Wie uns der Neandertaler heute noch fit hält
Die Mischung der Arten brachte viele Vorteile – aber leider auch die Nikotinsucht
STANFORD - Seit einigen Jahren ist es bekannt: Neandertaler und Homo sapiens lebten nicht aneinander vorbei, sondern begegneten sich und zeugten Nachkommen. Europäer und Asiaten haben zwischen zwei und vier Prozent Neandertaler-DNA in ihrem Genom – und das nicht zufällig, wie US-Forscher nun herausgefunden haben. Sie schützen den Menschen vor Infektionskrankheiten.
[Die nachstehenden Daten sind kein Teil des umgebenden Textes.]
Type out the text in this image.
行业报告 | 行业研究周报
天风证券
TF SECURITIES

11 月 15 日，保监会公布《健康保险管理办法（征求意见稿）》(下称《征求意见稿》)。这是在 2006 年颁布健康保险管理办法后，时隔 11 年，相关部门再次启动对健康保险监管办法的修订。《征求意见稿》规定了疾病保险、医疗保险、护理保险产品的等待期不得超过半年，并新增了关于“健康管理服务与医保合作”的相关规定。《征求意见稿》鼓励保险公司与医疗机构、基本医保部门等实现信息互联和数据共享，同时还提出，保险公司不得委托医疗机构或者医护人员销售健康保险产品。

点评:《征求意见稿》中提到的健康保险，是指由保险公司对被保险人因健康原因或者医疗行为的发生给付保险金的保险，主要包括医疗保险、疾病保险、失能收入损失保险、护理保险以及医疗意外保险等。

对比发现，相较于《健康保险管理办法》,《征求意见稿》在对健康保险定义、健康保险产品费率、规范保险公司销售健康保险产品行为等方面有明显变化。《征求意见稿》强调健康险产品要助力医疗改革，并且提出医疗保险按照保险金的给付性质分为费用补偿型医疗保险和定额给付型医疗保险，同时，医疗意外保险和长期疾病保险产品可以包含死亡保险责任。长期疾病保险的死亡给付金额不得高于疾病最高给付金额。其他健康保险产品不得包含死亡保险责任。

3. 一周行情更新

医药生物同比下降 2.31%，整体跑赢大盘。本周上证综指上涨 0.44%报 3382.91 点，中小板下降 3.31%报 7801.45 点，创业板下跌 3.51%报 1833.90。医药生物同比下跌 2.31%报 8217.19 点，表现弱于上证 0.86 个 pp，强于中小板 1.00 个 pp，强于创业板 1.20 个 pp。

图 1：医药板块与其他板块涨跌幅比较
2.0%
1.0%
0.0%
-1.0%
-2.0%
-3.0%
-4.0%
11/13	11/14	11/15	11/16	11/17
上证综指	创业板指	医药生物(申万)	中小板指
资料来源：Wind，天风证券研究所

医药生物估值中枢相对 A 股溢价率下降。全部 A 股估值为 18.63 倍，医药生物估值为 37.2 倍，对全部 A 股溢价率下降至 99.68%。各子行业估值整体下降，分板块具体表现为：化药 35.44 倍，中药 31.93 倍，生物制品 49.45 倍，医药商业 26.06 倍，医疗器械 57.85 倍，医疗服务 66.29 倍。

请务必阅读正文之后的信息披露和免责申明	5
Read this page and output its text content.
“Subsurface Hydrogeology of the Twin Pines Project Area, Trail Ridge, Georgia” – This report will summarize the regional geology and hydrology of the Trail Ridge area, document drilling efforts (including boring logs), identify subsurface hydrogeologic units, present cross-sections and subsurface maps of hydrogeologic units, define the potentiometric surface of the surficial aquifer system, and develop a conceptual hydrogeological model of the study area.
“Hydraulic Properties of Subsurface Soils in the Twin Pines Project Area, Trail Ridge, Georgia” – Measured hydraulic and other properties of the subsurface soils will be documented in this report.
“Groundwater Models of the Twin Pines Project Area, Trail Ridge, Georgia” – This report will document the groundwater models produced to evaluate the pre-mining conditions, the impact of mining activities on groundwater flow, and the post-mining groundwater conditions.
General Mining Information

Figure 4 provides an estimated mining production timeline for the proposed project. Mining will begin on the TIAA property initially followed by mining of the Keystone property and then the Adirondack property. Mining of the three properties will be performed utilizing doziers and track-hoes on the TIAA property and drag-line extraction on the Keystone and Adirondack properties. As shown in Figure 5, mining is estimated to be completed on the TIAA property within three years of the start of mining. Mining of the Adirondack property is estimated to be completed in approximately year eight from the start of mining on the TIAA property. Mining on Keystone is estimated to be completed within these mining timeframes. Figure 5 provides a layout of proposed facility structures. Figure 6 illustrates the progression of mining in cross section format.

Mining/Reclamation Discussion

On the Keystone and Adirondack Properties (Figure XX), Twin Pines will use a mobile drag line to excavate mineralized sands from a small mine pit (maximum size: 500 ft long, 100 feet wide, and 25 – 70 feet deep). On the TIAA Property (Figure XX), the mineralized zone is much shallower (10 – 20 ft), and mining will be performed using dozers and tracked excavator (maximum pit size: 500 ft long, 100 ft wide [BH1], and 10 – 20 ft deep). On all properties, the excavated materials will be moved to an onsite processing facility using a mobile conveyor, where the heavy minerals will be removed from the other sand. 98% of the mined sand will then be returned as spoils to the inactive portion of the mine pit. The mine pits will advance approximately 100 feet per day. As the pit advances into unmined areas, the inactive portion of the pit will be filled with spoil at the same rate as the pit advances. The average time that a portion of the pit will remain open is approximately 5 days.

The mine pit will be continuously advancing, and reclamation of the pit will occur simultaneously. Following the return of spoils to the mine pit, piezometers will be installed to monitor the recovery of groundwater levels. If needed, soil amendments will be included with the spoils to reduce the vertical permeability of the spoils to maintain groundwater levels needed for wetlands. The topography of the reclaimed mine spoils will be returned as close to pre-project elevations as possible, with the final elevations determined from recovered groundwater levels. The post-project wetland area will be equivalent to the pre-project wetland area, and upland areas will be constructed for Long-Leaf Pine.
Das Team um die Forscher Dmitri Petrov und David Enard veröffentlichte die Studie jüngst im Fachblatt „Cell“. Während der „Paarungszeit“zwischen Neandertalern und Homo sapiens vor etwa 50 000 und 100 000 Jahren gaben sie genetische Anpassungen an ihre Nachkommen weiter, die bei der Abwehr von Krankheitserregern helfen.
Enard und Petrov nahmen für die Untersuchung 4000 Gene des modernen Menschen unter die Lupe und fanden bei den heutigen Europäern 152 Genfragmente, über die auch schon der Neandertaler verfügte – und diese interagieren mit heutigen Viren wie Influenza-A, Hepatitis C und dem HI-Virus, die zur Gruppe der RNA-Viren gehören.
Die Forscher schließen daraus, dass diese Gene, die vom Neandertaler auf den Homo sapiens übergegangen waren, unseren Vorfahren geholfen haben. Als diese nämlich von Afrika nach Europa kamen, waren sie auf die neuen Viren nicht eingestellt. Anders als die Neandertaler, die sich zuvor schon zehntausende
Jahre darauf einstellen konnten.
Im Zuge der Vermischung der beiden Menschenarten fand aber nicht nur ein Virenaustausch statt, sondern auch die Gene zur Abwehr derselben wurden vermischt. Das half den Homo sapiens damals nach ihrem Auszug aus Afrika – und es hilft dem modernen Menschen noch heute bei der Abwehr bestimmter Krankheitserreger.
Bei den heutigen Asiaten fanden die Forscher sogar noch mehr Genabschnitte, die auf den Neandertaler zurückgehen. Allerdings mit anderen Wechselwirkungen als bei heutigen Europäern. Ursächlich für die Unterschiede ist laut der Studie vermutlich, dass die Kreuzung zwischen Homo sapiens und Neandertalern zu unterschiedlichen Zeiten und an unterschiedlichen Orten stattfand und so bestimmte Krankheiten gar keine Rolle spielten.
Doch der Homo neanderthalensis brachte leider nicht nur positive Eigenschaften wie den Schutz vor bestimmten Krankheiten oder Kälte in das Erbgut der Menschen. Bereits 2016 fanden Genetiker heraus, dass die Anfälligkeit für Nikotinsucht, Blasenprobleme, Depressionen oder Hauterkrankungen durch die Neandertaler-Gene begünstigt werden.